Em primeiro lugar, a Astronomia nova apresenta uma peculiaridade interessante; ela é uma obra que expõe o desenvolvimento cronológico da investigação de Kepler e não apenas os resultados alcançados em sua forma final; Kepler apresenta os procedimentos, as etapas, pelas quais passou até obter as duas primeiras leis dos movimentos planetários. A importância disso é tão significativa que a segunda lei aparece (cf. G.W., III, cap. 40) antes da primeira lei (cf. G.W., III, cap. 58), e a relação das áreas só foi reconhecida como uma lei quando combinada com a lei da forma elíptica – a lei das áreas só se torna operante numa órbita elíptica, não podendo ser aplicada às órbitas circulares sem produzir discrepâncias com relação aos dados observacionais de Tycho Brahe. Assim, o relato contido na Astronomia nova indica que, durante o ano de 1604, Kepler trabalhou na crítica da órbita circular e uniforme, formulando novas hipóteses sobre o tipo de curva que de fato os planetas percorrem.

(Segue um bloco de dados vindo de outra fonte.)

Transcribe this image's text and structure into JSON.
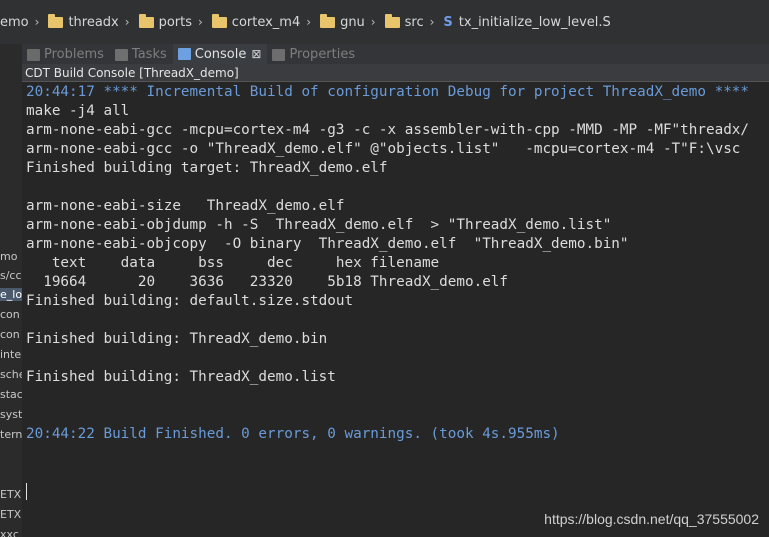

Em segundo lugar, a correspondência kepleriana também corrobora que Kepler trabalhava em 1604 com a hipótese da oval. As cartas escritas, principalmente para Mästlin e Fabrício, no ano de 1605, trazem informações importantes sobre os estágios desenvolvidos por Kepler em sua investigação teórica dos movimentos planetários, que, de certa forma, foi influenciada pela admissão de que a órbita real de Marte é uma espécie de oval. O pensamento de Kepler em astronomia é alicerçado em dois critérios básicos: o primeiro é que as hipóteses propostas para a composição dos movimentos planetários devem ser empiricamente testadas, sendo os dados observacionais de Brahe o principal componente para esses testes; o segundo reza que a astronomia deve ser elaborada tendo em vista os aspectos físicos e reais manifestos em seus fenômenos, e não meramente os instrumentais e matemáticos. Ora, algumas das cartas escritas por Kepler no final de 1604 e durante 1605 apontam justamente para a aplicação desses critérios. Assim, as órbitas circulares e uniformes não são corroboradas pelos dados de Brahe e, além disso, não há circularidade e uniformidade quando levamos em conta os aspectos físicos que se encontram nos movimentos celestes. Nesse sentido, é significativo o que Kepler escreve a Mästlin em 15 de março de 1605:

No que concerne aos movimentos de Marte, vou explicar-me mais claramente ... As distâncias não estão como num círculo perfeito, mas como numa oval, da qual, após esforços infinitos, encontrei a representação ... A solução não será possível a não ser que investiguemos as causas que se encontram nas naturezas reais, ou seja: o corpo solar é circularmente magnético e gira sobre si mesmo, fazendo girar com ele o orbe de sua virtude ... Em contrapartida, os próprios corpos dos planetas são aptos a permanecer em repouso em qualquer lugar do mundo em que estejam localizados. Conseqüentemente, para que eles sejam movidos pelo Sol, é necessária a ação de uma força contrária, resultando que quando eles estiverem mais afastados do Sol, mover-se-ão mais lentamente e, quando mais próximos, mais rapidamente (G.W., XV, p. 171).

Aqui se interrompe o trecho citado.